Sometimes it’s not the Star Wars cybersecurity failure that plague dealerships. One of the most prevalent of this is the ubiquitous Wi-Fi network not being configured properly, setting up hackers to exploit.
If there is one cybersecurity measure that dealerships need to address urgently, it’s the dangerous Wi-Fi setups proliferating in car dealerships. Immediate action is crucial to prevent potential cyber threats.
Point One
Providing shared or publicly connected Wi-Fi for your store to serve your accounting team, sales, and service operations, and waiting for customers, your store and its networks are ripe for cyber infiltration. This sort of Wi-Fi scenario is too dangerous for you today. Here are a few:
- Infecting networks with viruses, malware and worms
- Capturing log-in credentials
- Accessing unencrypted Connections
- Accessing third-party systems connected to your network, and more
A recent Forbes Advisor survey found that 40 percent of respondents had their information compromised while using public Wi-Fi.
How do you keep this Wi-Fi device for internal systems use—for back office, sales, service, general management, outside vendors, and financing sources? Protect this Wi-Fi as would your shared network, secure for your customers, then? Insist on up-to-date virus, ransomware, and malware software on devices this shared Wi-Fi serves.
Additionally, install a Virtual Private Network (VPN) on this shared or public line. The VPN encrypts the data flow between users of this WI-FI and what users connect to “hide” the data flow. If your IT team hasn’t already installed a VPN, encourage them to do it now. The cost is minimal.
Point Two
Install a unique Wi-Fi device solely for back-office staff use. This will segregate crucial internal data sources from access by the shared network. You want to put the back office, sales and finance, services and sales, and parts on this Wi-Fi network.
Point Three
Sales and finance demand their own Wi-Fi for CRM, sales and lease finance applications for internal and approved vendor communications. Sales and finance move enormous amounts of personal (customer) and finance information among multiple parties – these transmissions must provide unquestionable integrity.

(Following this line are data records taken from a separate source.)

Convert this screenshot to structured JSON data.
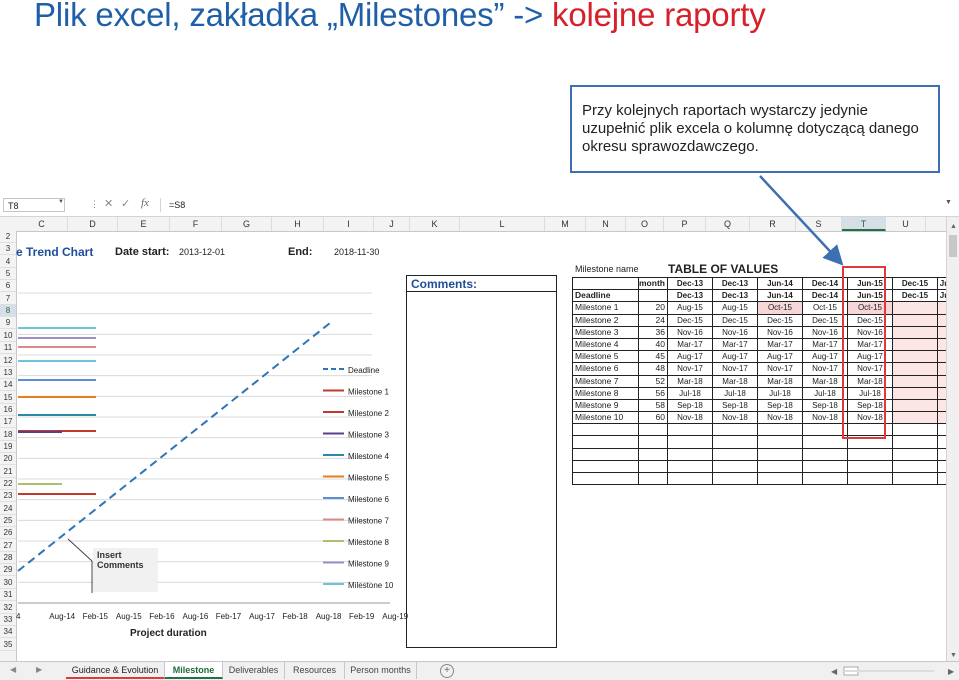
{
  "slide": {
    "title_part1": "Plik excel, zakładka „Milestones” ->",
    "title_part2": "kolejne raporty",
    "callout": "Przy kolejnych raportach wystarczy jedynie uzupełnić plik excela o kolumnę dotyczącą danego okresu sprawozdawczego."
  },
  "formula_bar": {
    "name_box": "T8",
    "fx": "fx",
    "formula": "=S8"
  },
  "columns": [
    "C",
    "D",
    "E",
    "F",
    "G",
    "H",
    "I",
    "J",
    "K",
    "L",
    "M",
    "N",
    "O",
    "P",
    "Q",
    "R",
    "S",
    "T",
    "U"
  ],
  "selected_column": "T",
  "rows": [
    "2",
    "3",
    "4",
    "5",
    "6",
    "7",
    "8",
    "9",
    "10",
    "11",
    "12",
    "13",
    "14",
    "15",
    "16",
    "17",
    "18",
    "19",
    "20",
    "21",
    "22",
    "23",
    "24",
    "25",
    "26",
    "27",
    "28",
    "29",
    "30",
    "31",
    "32",
    "33",
    "34",
    "35"
  ],
  "selected_row": "8",
  "chart": {
    "title": "e Trend Chart",
    "date_start_label": "Date start:",
    "date_start_value": "2013-12-01",
    "date_end_label": "End:",
    "date_end_value": "2018-11-30",
    "x_axis_title": "Project duration",
    "x_ticks": [
      "4",
      "Aug-14",
      "Feb-15",
      "Aug-15",
      "Feb-16",
      "Aug-16",
      "Feb-17",
      "Aug-17",
      "Feb-18",
      "Aug-18",
      "Feb-19",
      "Aug-19"
    ],
    "insert_label": "Insert Comments",
    "legend": [
      {
        "name": "Deadline",
        "color": "#2e75b6",
        "dashed": true
      },
      {
        "name": "Milestone 1",
        "color": "#c0392b"
      },
      {
        "name": "Milestone 2",
        "color": "#c0392b"
      },
      {
        "name": "Milestone 3",
        "color": "#5b3f8c"
      },
      {
        "name": "Milestone 4",
        "color": "#2a8aa8"
      },
      {
        "name": "Milestone 5",
        "color": "#e67e22"
      },
      {
        "name": "Milestone 6",
        "color": "#5b8ed6"
      },
      {
        "name": "Milestone 7",
        "color": "#d98a8a"
      },
      {
        "name": "Milestone 8",
        "color": "#a8c070"
      },
      {
        "name": "Milestone 9",
        "color": "#9b8fc8"
      },
      {
        "name": "Milestone 10",
        "color": "#6cc4d8"
      }
    ]
  },
  "comments": {
    "label": "Comments:"
  },
  "table": {
    "milestone_name_label": "Milestone name",
    "title": "TABLE OF VALUES",
    "header": [
      "",
      "month",
      "Dec-13",
      "Dec-13",
      "Jun-14",
      "Dec-14",
      "Jun-15",
      "Dec-15",
      "Ju"
    ],
    "rows": [
      [
        "Deadline",
        "",
        "Dec-13",
        "Dec-13",
        "Jun-14",
        "Dec-14",
        "Jun-15",
        "Dec-15",
        "Ju"
      ],
      [
        "Milestone 1",
        "20",
        "Aug-15",
        "Aug-15",
        "Oct-15",
        "Oct-15",
        "Oct-15",
        "",
        ""
      ],
      [
        "Milestone 2",
        "24",
        "Dec-15",
        "Dec-15",
        "Dec-15",
        "Dec-15",
        "Dec-15",
        "",
        ""
      ],
      [
        "Milestone 3",
        "36",
        "Nov-16",
        "Nov-16",
        "Nov-16",
        "Nov-16",
        "Nov-16",
        "",
        ""
      ],
      [
        "Milestone 4",
        "40",
        "Mar-17",
        "Mar-17",
        "Mar-17",
        "Mar-17",
        "Mar-17",
        "",
        ""
      ],
      [
        "Milestone 5",
        "45",
        "Aug-17",
        "Aug-17",
        "Aug-17",
        "Aug-17",
        "Aug-17",
        "",
        ""
      ],
      [
        "Milestone 6",
        "48",
        "Nov-17",
        "Nov-17",
        "Nov-17",
        "Nov-17",
        "Nov-17",
        "",
        ""
      ],
      [
        "Milestone 7",
        "52",
        "Mar-18",
        "Mar-18",
        "Mar-18",
        "Mar-18",
        "Mar-18",
        "",
        ""
      ],
      [
        "Milestone 8",
        "56",
        "Jul-18",
        "Jul-18",
        "Jul-18",
        "Jul-18",
        "Jul-18",
        "",
        ""
      ],
      [
        "Milestone 9",
        "58",
        "Sep-18",
        "Sep-18",
        "Sep-18",
        "Sep-18",
        "Sep-18",
        "",
        ""
      ],
      [
        "Milestone 10",
        "60",
        "Nov-18",
        "Nov-18",
        "Nov-18",
        "Nov-18",
        "Nov-18",
        "",
        ""
      ]
    ],
    "empty_rows": 5
  },
  "sheet_tabs": [
    "Guidance & Evolution",
    "Milestone",
    "Deliverables",
    "Resources",
    "Person months"
  ],
  "active_tab": "Milestone"
}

As this network passes critical and personal information that you must protect, you want a most robust network defense. Such protection should provide a non-latency platform to instantly implement permissions and security policies to proactively block any breach attempts, ensuring your dealership’s sensitive data, operations, and customer information are continuously protected. Additionally, the system helps meet CFPB regulatory requirements while safeguarding against external attacks and insider threats without adding complexity to your IT operations.
Protection from Hackers
Dealerships provide Wi-Fi situations that allow hackers to access their network from a parking lot or other public area. Once they’re into your network they’re free to roam where they wish to invade your business network and capture customer, vendor, and employee personal and financial data.
Another danger of a shareable single Wi-Fi is that presented by providing this service for waiting service customers. They likely use your service for online shopping—even accessing their personal financial information. A malicious character outside your store or walking around inside can capture all of their activities.
Too many dealerships continue to operate with a general Wi-Fi setup which has not been properly configured, allowing cross contamination of multiple networks within the dealerships. This is easily identified using proper IT surveillance software under “Real-Time” monitoring:
Rogue Networks: A rogue network or rogue access point is essentially a “back door” that has been installed on a network’s wired infrastructure without the administrator’s knowledge or consent. This type of security breach, which some refer to as a “man-in-the-middle attack,” disguises itself as a legitimate Wi-Fi connection to trick users into connecting to it.
Unencrypted Connections: An encryption-free connection allows hackers to monitor all file sharing and traffic that is sent between the user and server on a public Wi-Fi network. A well-positioned attacker can easily track the network users connected to the router of an unsecured network and inject malicious JavaScript into their devices.
Network Snooping: Another common method of attack is network snooping, which happens when a hacker uses malicious software on a public Wi-Fi network to remotely monitor the activity on a third-party’s laptop. This is an avenue for hackers to surveil any information exchange—whether it’s credit card information, passwords, or any number of other sensitive details.
Log-in Credential Vulnerability: Log-in credential vulnerability is caused by weak and predictable passwords. This type of security vulnerability can be prevented by making sure all your passwords for websites, apps, and Wi-Fi networks are strong and unique.
System Update Alerts: Hackers are constantly innovating ways to hijack smartphone devices. One sneaky way to steal information, which targets Android devices, is through fake system update alerts with data-exfiltration capabilities.
Session Hijacking: An attempt by hackers to gain control of a computer, often through the businesses’ website.